En vertu des règles actuelles, les exigences de surveillance diffèrent entre les chauffeurs de ces plateformes et les chauffeurs de taxi et de limousine.
Alors que les chauffeurs de taxi doivent soumettre leurs vérifications d'antécédents à la Municipalité, les chauffeurs de services de hélage électronique les remettent aux entreprises de voiturage.
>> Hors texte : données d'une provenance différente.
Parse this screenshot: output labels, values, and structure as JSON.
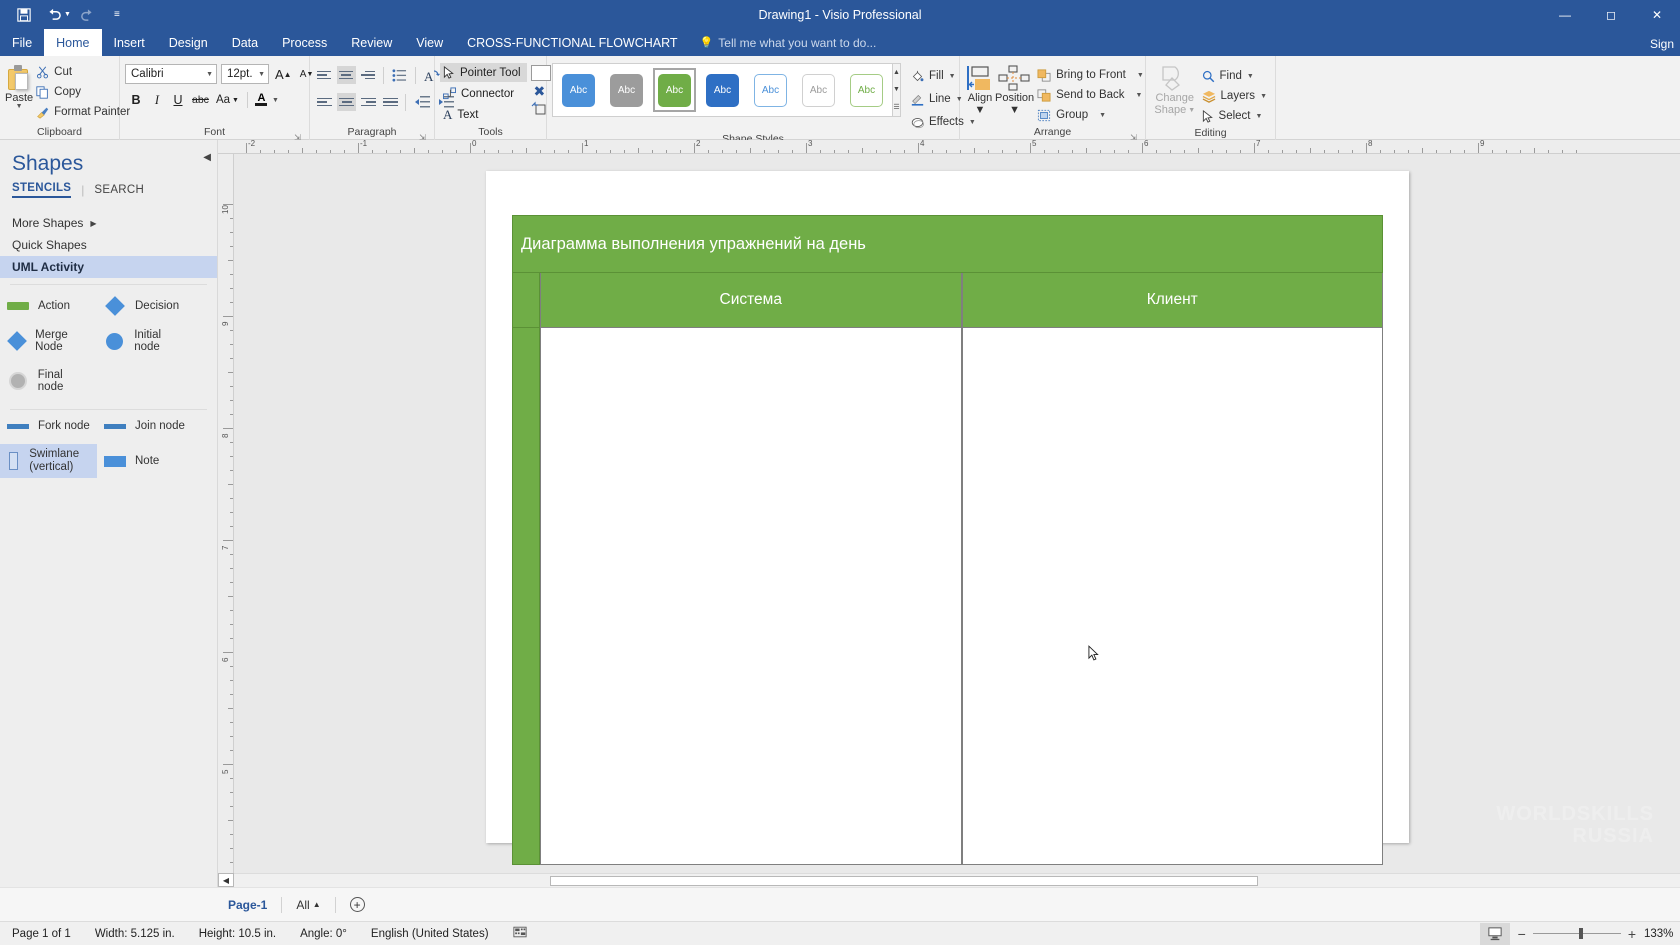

En décembre, un rapport du personnel présenté au conseil recommandait de modifier les règles afin d'obliger les chauffeurs de voiturage à communiquer leurs vérifications d'antécédents à la Municipalité, les harmonisant ainsi avec le secteur du taxi.
Plus tôt mardi, les conseillers ont voté contre la proposition, mais ont appuyé une motion demandant à un comité de préparer un rapport sur les pratiques d'autres juridictions, notamment en matière de formation, de vérification et de conformité.
Uber Canada s'était opposé aux modifications proposées, affirmant qu'Halifax avait déjà le pouvoir d'exiger des documents pour vérifier si les chauffeurs respectaient la réglementation en vigueur.
L'entreprise plaidait que les règles proposées étaient redondantes, ajoutaient un fardeau administratif et entraîneraient une hausse des tarifs.